Die heute etwas älteren Homosexuellen, also jene Männer, die irgendwo zwischen Baby Boomers, Generation X und Millenials sowie den „richtig Alten“, also allen jenseits der 30er-Todeszone, aufgewachsen sind, haben ihre Sexualität in Etappen aus- und erleben dürfen, deren Abstände dabei voneinander deutlich größer waren. Vom ersten Sex über den ersten Analverkehr bis zum Gruppengangbang dauerte es länger als ein Wochenende. Vielleicht mag manch einer dieser heutigen Herren die Jugend um ihre positiv lasterhafte Sexualität beneiden, doch wird dabei oftmals verkannt, dass Sexualität eigentlich immer ein Entwicklungsprozess ist und sie nur dann in vollen Zügen genossen werden kann, wenn man nicht einen Schnellficker-Kurs in drei Tagen belegt hat. Natürlich können auch Jungs alles machen, wozu sie Lust haben – die Frage ist nur, haben sie wirklich Lust dazu? Selbstständig? Oder sollen sie eben Lust dazu haben, weil doch alle um sie herum und gerade in der Gay-Community irgendwie so offen drauf sind? Keiner macht ihnen doch etwas vor, bitte nur nicht schämen, kein Cringe please, Digga. Und so haben die älteren Semester unter uns wohl tatsächlich einen gewissen Heimvorteil mit ihrer Sexualität, weil sie sich Schritt für Schritt an Erlebnisse und Abenteuer meist zwangsweise herantasten mussten. Nicht die Vernunft ließ sie langsam voranschreiten, sondern die gesellschaftlichen Verhältnisse – geschehen in einer Zeit vor dem Internet oder sogar noch weiter zurück in der Nachkriegsära vor und nach dem Mauerfall, als sexuelle Handlungen unter Homosexuellen teilweise noch strafbar waren oder nur heimlich in Klappen, dunklen Ecken und Saunen stattfinden konnten. Schwule, junge Männer damals wie heute waren und werden wohl verständlicherweise selten von Vernunft geleitet, wenn es um die Lebenslust und die sexuelle Begierde geht. Die älteren Herren waren nicht cleverer als die Generation Z, sie hatten nur nicht das Überangebot an Möglichkeiten.

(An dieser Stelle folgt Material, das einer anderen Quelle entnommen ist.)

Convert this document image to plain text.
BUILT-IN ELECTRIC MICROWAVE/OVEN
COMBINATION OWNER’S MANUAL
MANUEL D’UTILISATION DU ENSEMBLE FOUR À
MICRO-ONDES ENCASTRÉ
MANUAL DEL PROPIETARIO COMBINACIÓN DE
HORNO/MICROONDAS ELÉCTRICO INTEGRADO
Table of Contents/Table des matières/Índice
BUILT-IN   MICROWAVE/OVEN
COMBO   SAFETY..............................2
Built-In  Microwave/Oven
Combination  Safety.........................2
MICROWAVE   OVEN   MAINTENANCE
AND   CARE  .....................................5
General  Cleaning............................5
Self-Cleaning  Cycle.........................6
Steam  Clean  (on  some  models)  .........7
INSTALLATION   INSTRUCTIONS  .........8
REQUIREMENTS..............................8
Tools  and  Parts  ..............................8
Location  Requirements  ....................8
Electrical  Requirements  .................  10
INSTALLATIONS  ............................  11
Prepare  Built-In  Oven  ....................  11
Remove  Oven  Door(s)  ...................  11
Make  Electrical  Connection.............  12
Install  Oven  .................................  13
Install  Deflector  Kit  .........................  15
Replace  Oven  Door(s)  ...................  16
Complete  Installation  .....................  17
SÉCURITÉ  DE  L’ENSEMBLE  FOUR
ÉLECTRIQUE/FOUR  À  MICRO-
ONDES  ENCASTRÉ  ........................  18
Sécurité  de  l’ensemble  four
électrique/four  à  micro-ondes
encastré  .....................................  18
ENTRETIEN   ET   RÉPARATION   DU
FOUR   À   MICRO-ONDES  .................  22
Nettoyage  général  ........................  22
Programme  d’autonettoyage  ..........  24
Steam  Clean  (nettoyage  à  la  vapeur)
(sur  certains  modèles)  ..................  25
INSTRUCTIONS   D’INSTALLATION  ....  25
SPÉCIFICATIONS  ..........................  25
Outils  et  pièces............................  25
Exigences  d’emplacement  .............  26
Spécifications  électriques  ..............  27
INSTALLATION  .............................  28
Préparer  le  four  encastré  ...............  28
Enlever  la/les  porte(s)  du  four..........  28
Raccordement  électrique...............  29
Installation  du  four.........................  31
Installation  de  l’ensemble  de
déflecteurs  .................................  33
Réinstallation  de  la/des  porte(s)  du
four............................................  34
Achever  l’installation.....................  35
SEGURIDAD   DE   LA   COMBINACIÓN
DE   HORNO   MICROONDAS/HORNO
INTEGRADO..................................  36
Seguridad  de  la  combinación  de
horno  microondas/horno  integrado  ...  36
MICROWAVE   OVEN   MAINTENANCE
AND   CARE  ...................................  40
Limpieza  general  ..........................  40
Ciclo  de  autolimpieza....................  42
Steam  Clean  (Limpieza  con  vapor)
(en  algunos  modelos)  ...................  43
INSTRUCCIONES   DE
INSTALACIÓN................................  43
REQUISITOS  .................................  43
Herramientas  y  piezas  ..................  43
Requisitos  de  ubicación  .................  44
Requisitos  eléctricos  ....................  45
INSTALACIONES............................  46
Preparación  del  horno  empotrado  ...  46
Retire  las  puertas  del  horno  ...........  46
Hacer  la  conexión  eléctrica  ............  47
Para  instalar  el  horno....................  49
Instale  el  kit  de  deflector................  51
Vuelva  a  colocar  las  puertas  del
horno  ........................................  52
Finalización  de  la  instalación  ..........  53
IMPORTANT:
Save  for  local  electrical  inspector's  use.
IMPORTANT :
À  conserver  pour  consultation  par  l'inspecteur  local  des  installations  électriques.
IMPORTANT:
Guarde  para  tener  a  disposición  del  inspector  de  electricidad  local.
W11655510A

Wie also lässt sich Sex nun neu entdecken bei einer Gruppe schwuler Männer, die entweder schon vor dem zwanzigsten Lebensjahr gefühlt alles einmal erlebt, gefickt und weggespritzt haben oder eben zu jenen gehören, die in den vergangenen Jahren und Jahrzehnten sehr genau erforscht und festgelegt haben, was sie geil finden, und was nicht? Was will man neu entdecken, wenn die einen scheinbar alles wissen und die anderen scheinbar alles gemacht haben? Die Antwort ist beinahe simpel: Zurück zum Anfang. Und zwar gemeinsam. Nein, das ist kein grundsätzlicher Apell für Daddy-Sex, aber wer sich damit anfreunden kann, schafft vielleicht leichter den ersten Schritt hin zu einem neuen Entdecken der eigenen Lust. Was den einen an Erfahrung und vor allem an sexueller Reife fehlt, können die anderen kompensieren. Im Gegenzug dürfen sie von einer jugendlichen Entdeckerfreude und einem, wenn auch nur unterbewusst geäußerten Wissendurst profitieren, so die eingefahrenen Muster durchbrechen und damit den Raum für ein neues Entdecken ermöglichen. Das kann natürlich auch unter Gleichaltrigen jeden Alters funktionieren, insofern sich beide Partner erlauben, noch einmal die eigene Sexualität im positiven Sinne in Frage zu stellen. Wir sind Alltagsstiere und genau dieser Prozess schreitet auch in unserem Sexualleben stetig voran – dabei lässt sich Alltag überall finden. Ob es nun das monogame Paar ist, das einmal wöchentlich in der 69-Stellung im heimischen Bett fickt oder die Kerle, die sich gerne einstmals in Clubs oder jetzt in Corona-Zeiten auf privaten Partys im Sling liegend von einer Horde Unbekannter penetrieren lassen. Alltag bleibt Alltag, egal wieviel Sperma am Ende dabei herauskommt. Nur mit Entdeckerlust und Zeit, die beinahe magische zweite Komponente, können wir unser Sexleben auch als (junge) alte Hasen in jedem Alter neu wiederbeleben, Körper neu erkunden, Denkmuster durchbrechen und dabei die Lust niemals vergessen. Ebenso wenig wie den Humor, denn gelacht werden darf ebenso, wenn ein Versuch kolossal schiefgegangen ist. Wir haben die Freiheit, uns immer wieder von neuem zu entdecken – es wäre zu schade, wenn wir dieses Geschenk ungenutzt an uns vorbeiziehen lassen. Etwas oft oder schon in jungen Jahren bereits gemacht zu haben, heißt nicht, es wirklich verstanden zu haben – und tatsächlich den größtmöglichen Lustgewinn daraus erzielt zu haben. Dabei wollen wir das doch eigentlich alle: Sex haben, der besser ist als jemals zuvor! (ms)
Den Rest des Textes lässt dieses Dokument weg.